Clóvis de Oliveira

Personal information
- Full name: Clóvis Alberto de Oliveira
- Date of birth: 22 October 1954 (age 71)
- Place of birth: Duque de Caxias, Brazil

Managerial career
- Years: Team
- 1991: Friburguense
- 1992: Trinidad and Tobago
- 1995–1996: Tanzania
- 1999: Jamaica U17
- 2000–2001: Jamaica
- 2004: Brazil Women (assistant)
- 2009: America-RJ
- 2016: America-RJ
- 2022–2023: Chapelton Maroons

= Clóvis de Oliveira =

Brazilian football manager

Clóvis Alberto de Oliveira (born 22 October 1954) is a Brazilian football manager, currently in charge of Jamaican club Chapelton Maroons.

==Coaching career==
Having managed the Trinidad and Tobago and Tanzania national teams, Clovis de Oliveira was managing in Saudi Arabia when he was offered the chance to take the Jamaica U17 to the 1999 FIFA U-17 World Championship by friend and compatriot, René Simões. He went on to manage the Jamaica national team for the following two years.

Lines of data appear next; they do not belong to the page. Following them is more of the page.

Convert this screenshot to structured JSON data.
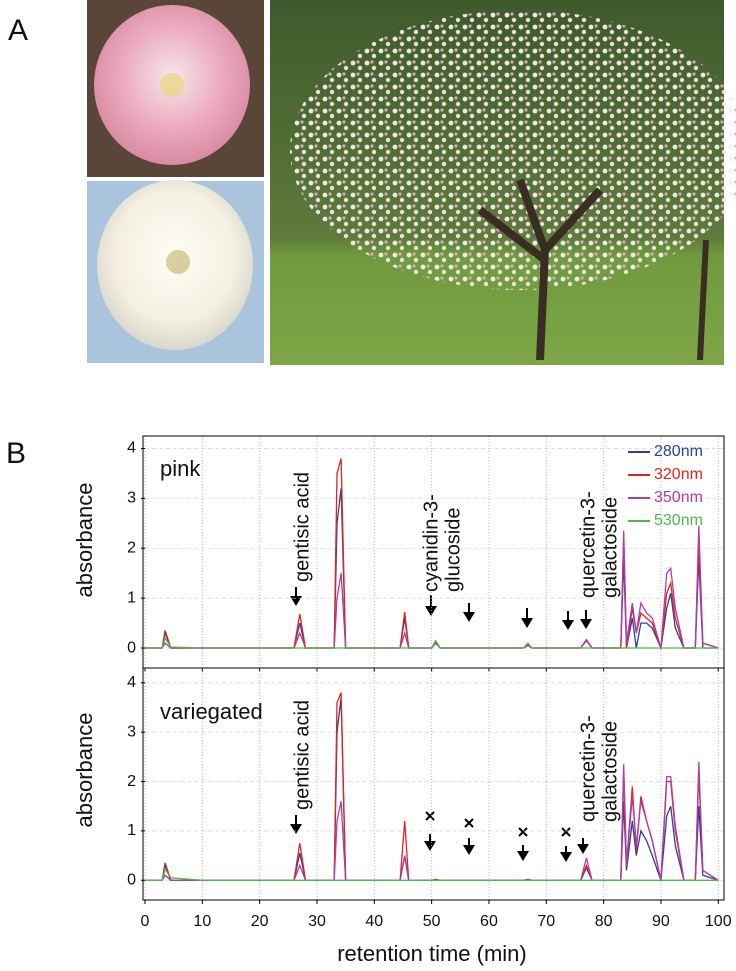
{
  "panel_labels": [
    "A",
    "B"
  ],
  "chart_data": [
    {
      "type": "line",
      "label": "pink",
      "ylabel": "absorbance",
      "annotations": [
        [
          "gentisic acid"
        ],
        [
          "cyanidin-3-",
          "glucoside"
        ],
        [
          "quercetin-3-",
          "galactoside"
        ]
      ],
      "x": [
        0,
        3,
        3.5,
        4.5,
        10,
        26,
        27,
        28,
        33,
        33.5,
        34.2,
        35,
        44.5,
        45.3,
        46,
        50,
        50.7,
        51.5,
        66,
        66.8,
        67.5,
        76,
        77,
        78,
        83,
        83.5,
        84,
        85,
        85.7,
        86.5,
        87.5,
        88.5,
        90,
        91,
        91.7,
        92.5,
        94,
        96,
        96.6,
        97.3,
        100
      ],
      "series": [
        {
          "name": "280nm",
          "color": "#2e3f9e",
          "values": [
            0,
            0,
            0.35,
            0,
            0,
            0,
            0.5,
            0,
            0,
            2.5,
            3.2,
            0,
            0,
            0.6,
            0,
            0,
            0.1,
            0,
            0,
            0.05,
            0,
            0,
            0.15,
            0,
            0,
            1.8,
            0,
            0.6,
            0,
            0.5,
            0.5,
            0.4,
            0,
            0.8,
            1.1,
            0.4,
            0,
            0,
            1.8,
            0,
            0
          ]
        },
        {
          "name": "320nm",
          "color": "#e0251b",
          "values": [
            0,
            0,
            0.3,
            0,
            0,
            0,
            0.68,
            0,
            0,
            3.5,
            3.8,
            0,
            0,
            0.72,
            0,
            0,
            0.12,
            0,
            0,
            0.06,
            0,
            0,
            0.17,
            0,
            0,
            2.2,
            0,
            0.8,
            0.3,
            0.7,
            0.6,
            0.5,
            0,
            1.1,
            1.3,
            0.6,
            0,
            0,
            2.1,
            0.1,
            0
          ]
        },
        {
          "name": "350nm",
          "color": "#b03ca8",
          "values": [
            0,
            0,
            0.1,
            0,
            0,
            0,
            0.3,
            0,
            0,
            1,
            1.5,
            0,
            0,
            0.3,
            0,
            0,
            0.1,
            0,
            0,
            0.05,
            0,
            0,
            0.16,
            0,
            0,
            2.35,
            0.1,
            0.9,
            0.3,
            0.9,
            0.7,
            0.6,
            0,
            1.5,
            1.6,
            0.8,
            0,
            0,
            2.45,
            0.1,
            0
          ]
        },
        {
          "name": "530nm",
          "color": "#4fb848",
          "values": [
            0,
            0,
            0.2,
            0.02,
            0,
            0,
            0,
            0,
            0,
            0,
            0,
            0,
            0,
            0,
            0,
            0,
            0.15,
            0,
            0,
            0.1,
            0,
            0,
            0,
            0,
            0,
            0,
            0,
            0,
            0,
            0,
            0,
            0,
            0,
            0,
            0,
            0,
            0,
            0,
            0,
            0,
            0
          ]
        }
      ],
      "xlim": [
        0,
        101
      ],
      "ylim": [
        -0.4,
        4.25
      ],
      "xticks": [
        0,
        10,
        20,
        30,
        40,
        50,
        60,
        70,
        80,
        90,
        100
      ],
      "yticks": [
        0,
        1,
        2,
        3,
        4
      ],
      "grid": true,
      "legend": "upper right"
    },
    {
      "type": "line",
      "label": "variegated",
      "ylabel": "absorbance",
      "xlabel": "retention time (min)",
      "annotations": [
        [
          "gentisic acid"
        ],
        [
          "quercetin-3-",
          "galactoside"
        ]
      ],
      "x": [
        0,
        3,
        3.5,
        4.5,
        10,
        26,
        27,
        28,
        33,
        33.5,
        34.2,
        35,
        44.5,
        45.3,
        46,
        50,
        50.7,
        51.5,
        66,
        66.8,
        67.5,
        76,
        77,
        78,
        83,
        83.5,
        84,
        85,
        85.7,
        86.5,
        87.5,
        88.5,
        90,
        91,
        91.7,
        92.5,
        94,
        96,
        96.6,
        97.3,
        100
      ],
      "series": [
        {
          "color": "#2e3f9e",
          "values": [
            0,
            0,
            0.35,
            0,
            0,
            0,
            0.55,
            0,
            0,
            3.0,
            3.7,
            0,
            0,
            0.5,
            0,
            0,
            0,
            0,
            0,
            0,
            0,
            0,
            0.25,
            0,
            0,
            1.6,
            0.2,
            1.2,
            0.5,
            1.0,
            0.8,
            0.5,
            0,
            1.3,
            1.5,
            0.7,
            0,
            0,
            1.5,
            0.1,
            0
          ]
        },
        {
          "color": "#e0251b",
          "values": [
            0,
            0,
            0.3,
            0,
            0,
            0,
            0.75,
            0,
            0,
            3.6,
            3.8,
            0,
            0,
            1.2,
            0,
            0,
            0.02,
            0,
            0,
            0.02,
            0,
            0,
            0.3,
            0,
            0,
            2.2,
            0.3,
            1.9,
            0.6,
            1.7,
            1.2,
            0.8,
            0,
            2.0,
            2.0,
            1.0,
            0,
            0,
            2.2,
            0.2,
            0
          ]
        },
        {
          "color": "#b03ca8",
          "values": [
            0,
            0,
            0.1,
            0,
            0,
            0,
            0.3,
            0,
            0,
            1.2,
            1.6,
            0,
            0,
            0.5,
            0,
            0,
            0,
            0,
            0,
            0,
            0,
            0,
            0.45,
            0,
            0,
            2.35,
            0.3,
            1.7,
            0.7,
            1.6,
            1.2,
            0.8,
            0,
            2.1,
            2.1,
            1.1,
            0,
            0,
            2.4,
            0.2,
            0
          ]
        },
        {
          "color": "#4fb848",
          "values": [
            0,
            0,
            0.22,
            0.05,
            0,
            0,
            0,
            0,
            0,
            0,
            0,
            0,
            0,
            0,
            0,
            0,
            0,
            0,
            0,
            0,
            0,
            0,
            0,
            0,
            0,
            0,
            0,
            0,
            0,
            0,
            0,
            0,
            0,
            0,
            0,
            0,
            0,
            0,
            0,
            0,
            0
          ]
        }
      ],
      "xlim": [
        0,
        101
      ],
      "ylim": [
        -0.4,
        4.3
      ],
      "xticks": [
        0,
        10,
        20,
        30,
        40,
        50,
        60,
        70,
        80,
        90,
        100
      ],
      "yticks": [
        0,
        1,
        2,
        3,
        4
      ],
      "grid": true
    }
  ]
}
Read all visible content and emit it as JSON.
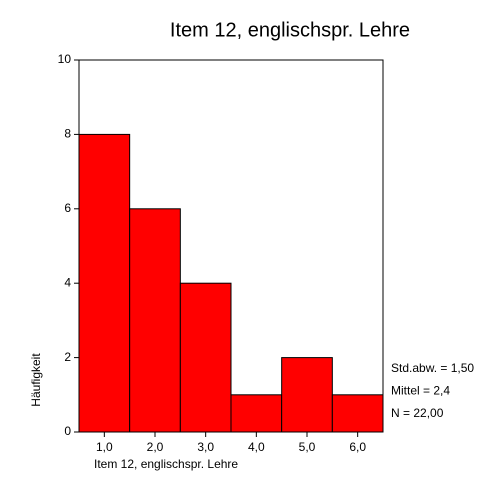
{
  "chart_data": {
    "type": "histogram",
    "title": "Item 12, englischspr. Lehre",
    "x_label": "Item 12, englischspr. Lehre",
    "y_label": "Häufigkeit",
    "bins": [
      0.5,
      1.5,
      2.5,
      3.5,
      4.5,
      5.5,
      6.5
    ],
    "values": [
      8,
      6,
      4,
      1,
      2,
      1
    ],
    "color": "#ff0000",
    "xlim": [
      0.5,
      6.5
    ],
    "xticks": [
      {
        "value": 1,
        "label": "1,0"
      },
      {
        "value": 2,
        "label": "2,0"
      },
      {
        "value": 3,
        "label": "3,0"
      },
      {
        "value": 4,
        "label": "4,0"
      },
      {
        "value": 5,
        "label": "5,0"
      },
      {
        "value": 6,
        "label": "6,0"
      }
    ],
    "ylim": [
      0,
      10
    ],
    "yticks": [
      0,
      2,
      4,
      6,
      8,
      10
    ],
    "annotations": [
      "Std.abw. = 1,50",
      "Mittel = 2,4",
      "N = 22,00"
    ]
  }
}
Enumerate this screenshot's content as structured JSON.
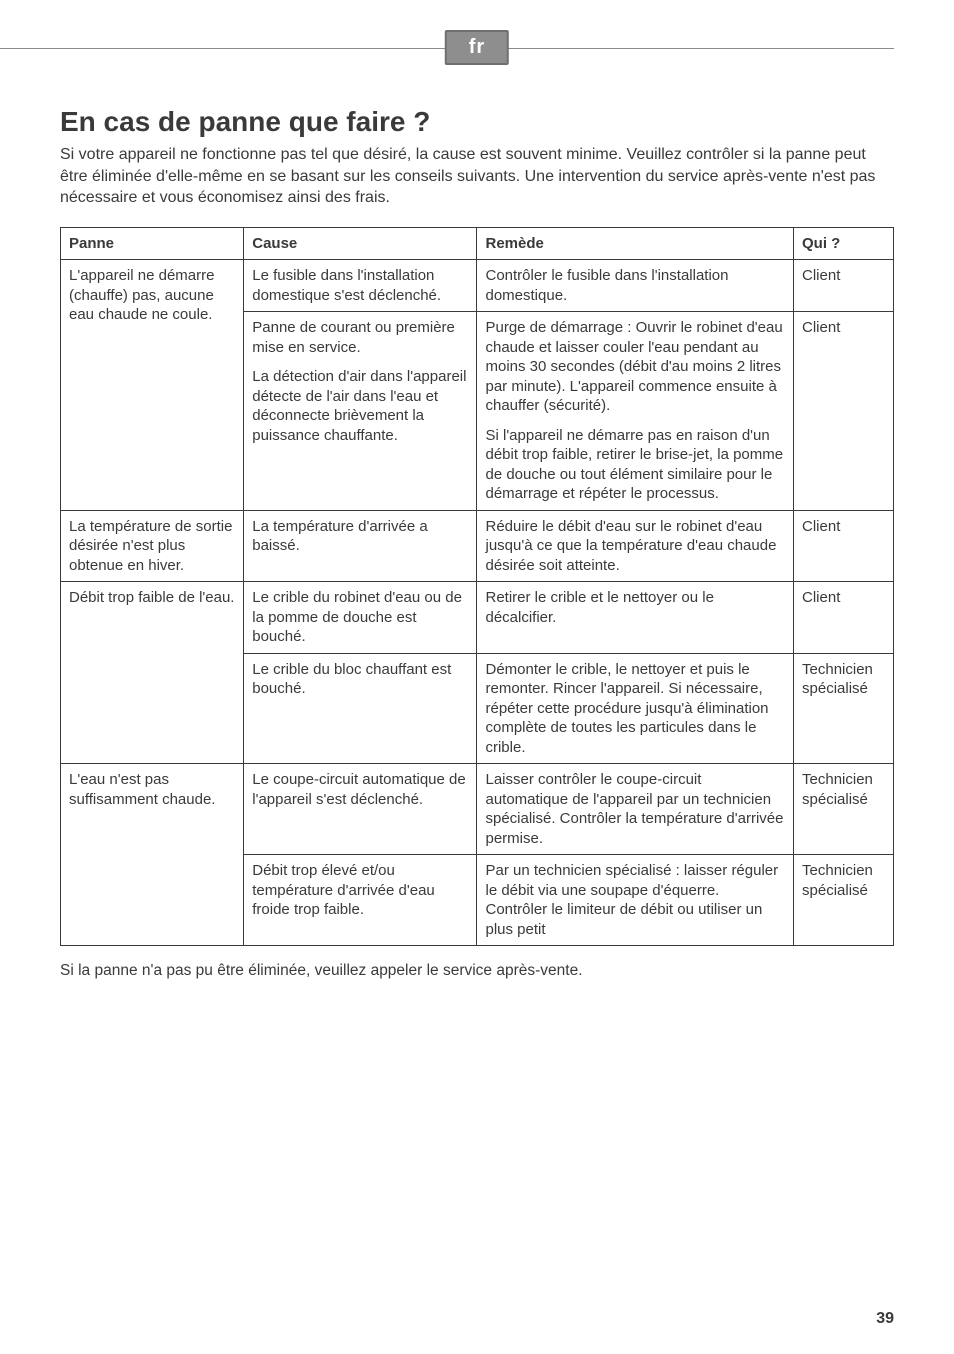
{
  "lang_badge": "fr",
  "title": "En cas de panne que faire ?",
  "intro": "Si votre appareil ne fonctionne pas tel que désiré, la cause est souvent minime. Veuillez contrôler si la panne peut être éliminée d'elle-même en se basant sur les conseils suivants. Une intervention du service après-vente n'est pas nécessaire et vous économisez ainsi des frais.",
  "columns": {
    "panne": "Panne",
    "cause": "Cause",
    "remede": "Remède",
    "qui": "Qui ?"
  },
  "rows": {
    "r1": {
      "panne": "L'appareil ne démarre (chauffe) pas, aucune eau chaude ne coule.",
      "cause": "Le fusible dans l'installation domestique s'est déclenché.",
      "remede": "Contrôler le fusible dans l'installation domestique.",
      "qui": "Client"
    },
    "r2": {
      "cause_a": "Panne de courant ou première mise en service.",
      "cause_b": "La détection d'air dans l'appareil détecte de l'air dans l'eau et déconnecte brièvement la puissance chauffante.",
      "remede_a": "Purge de démarrage :\nOuvrir le robinet d'eau chaude et laisser couler l'eau pendant au moins 30 secondes (débit d'au moins 2 litres par minute). L'appareil commence ensuite à chauffer (sécurité).",
      "remede_b": "Si l'appareil ne démarre pas en raison d'un débit trop faible, retirer le brise-jet, la pomme de douche ou tout élément similaire pour le démarrage et répéter le processus.",
      "qui": "Client"
    },
    "r3": {
      "panne": "La température de sortie désirée n'est plus obtenue en hiver.",
      "cause": "La température d'arrivée a baissé.",
      "remede": "Réduire le débit d'eau sur le robinet d'eau jusqu'à ce que la température d'eau chaude désirée soit atteinte.",
      "qui": "Client"
    },
    "r4": {
      "panne": "Débit trop faible de l'eau.",
      "cause": "Le crible du robinet d'eau ou de la pomme de douche est bouché.",
      "remede": "Retirer le crible et le nettoyer ou le décalcifier.",
      "qui": "Client"
    },
    "r5": {
      "cause": "Le crible du bloc chauffant est bouché.",
      "remede": "Démonter le crible, le nettoyer et puis le remonter. Rincer l'appareil. Si nécessaire, répéter cette procédure jusqu'à élimination complète de toutes les particules dans le crible.",
      "qui": "Technicien spécialisé"
    },
    "r6": {
      "panne": "L'eau n'est pas suffisamment chaude.",
      "cause": "Le coupe-circuit automatique de l'appareil s'est déclenché.",
      "remede": "Laisser contrôler le coupe-circuit automatique de l'appareil par un technicien spécialisé. Contrôler la température d'arrivée permise.",
      "qui": "Technicien spécialisé"
    },
    "r7": {
      "cause": "Débit trop élevé et/ou température d'arrivée d'eau froide trop faible.",
      "remede": "Par un technicien spécialisé : laisser réguler le débit via une soupape d'équerre.\nContrôler le limiteur de débit ou utiliser un plus petit",
      "qui": "Technicien spécialisé"
    }
  },
  "footer_note": "Si la panne n'a pas pu être éliminée, veuillez appeler le service après-vente.",
  "page_number": "39"
}
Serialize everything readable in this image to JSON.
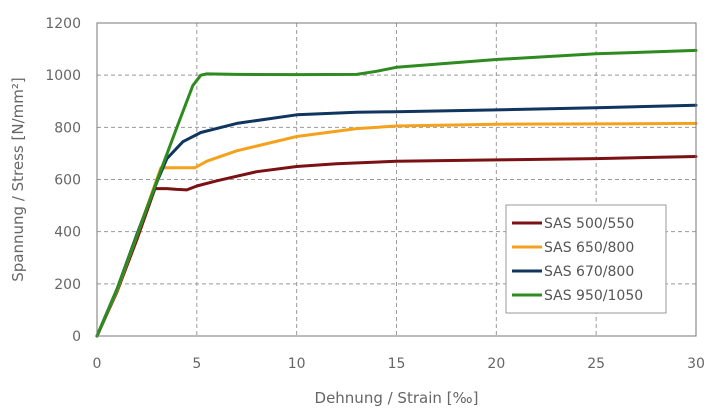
{
  "chart_data": {
    "type": "line",
    "xlabel": "Dehnung / Strain [‰]",
    "ylabel": "Spannung / Stress [N/mm²]",
    "xlim": [
      0,
      30
    ],
    "ylim": [
      0,
      1200
    ],
    "x_ticks": [
      "0",
      "5",
      "10",
      "15",
      "20",
      "25",
      "30"
    ],
    "y_ticks": [
      "0",
      "200",
      "400",
      "600",
      "800",
      "1000",
      "1200"
    ],
    "grid": "on (dashed)",
    "legend_position": "bottom-right",
    "series": [
      {
        "name": "SAS 500/550",
        "color": "#7b1113",
        "points": [
          [
            0,
            0
          ],
          [
            1,
            170
          ],
          [
            2,
            370
          ],
          [
            2.9,
            565
          ],
          [
            3.5,
            565
          ],
          [
            4,
            562
          ],
          [
            4.5,
            560
          ],
          [
            5,
            575
          ],
          [
            6,
            595
          ],
          [
            8,
            630
          ],
          [
            10,
            650
          ],
          [
            12,
            660
          ],
          [
            15,
            670
          ],
          [
            20,
            675
          ],
          [
            25,
            680
          ],
          [
            30,
            688
          ]
        ]
      },
      {
        "name": "SAS 650/800",
        "color": "#f4a11d",
        "points": [
          [
            0,
            0
          ],
          [
            1,
            175
          ],
          [
            2,
            385
          ],
          [
            3.2,
            645
          ],
          [
            4,
            645
          ],
          [
            4.9,
            645
          ],
          [
            5.5,
            670
          ],
          [
            7,
            710
          ],
          [
            10,
            765
          ],
          [
            13,
            795
          ],
          [
            15,
            805
          ],
          [
            20,
            812
          ],
          [
            25,
            813
          ],
          [
            30,
            815
          ]
        ]
      },
      {
        "name": "SAS 670/800",
        "color": "#10355f",
        "points": [
          [
            0,
            0
          ],
          [
            1,
            180
          ],
          [
            2,
            390
          ],
          [
            3,
            590
          ],
          [
            3.5,
            680
          ],
          [
            4.3,
            745
          ],
          [
            5.2,
            780
          ],
          [
            7,
            815
          ],
          [
            10,
            848
          ],
          [
            13,
            858
          ],
          [
            15,
            860
          ],
          [
            20,
            867
          ],
          [
            25,
            875
          ],
          [
            30,
            885
          ]
        ]
      },
      {
        "name": "SAS 950/1050",
        "color": "#2e8b1f",
        "points": [
          [
            0,
            0
          ],
          [
            1,
            180
          ],
          [
            2,
            385
          ],
          [
            3,
            595
          ],
          [
            4,
            800
          ],
          [
            4.8,
            960
          ],
          [
            5.2,
            1000
          ],
          [
            5.5,
            1005
          ],
          [
            7,
            1003
          ],
          [
            10,
            1002
          ],
          [
            13,
            1003
          ],
          [
            14,
            1015
          ],
          [
            15,
            1030
          ],
          [
            20,
            1060
          ],
          [
            25,
            1082
          ],
          [
            30,
            1095
          ]
        ]
      }
    ]
  }
}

Following his departure in 2001, he went on to work as assistant coach to René Simões with the Brazil women's national team at the 2004 Summer Olympics.

In 2009, he was appointed manager of America-RJ, and went on to record 21 wins in 31 games. He managed Friburguense before returning to America-RJ in 2016.

He has also managed in the United Arab Emirates and Oman.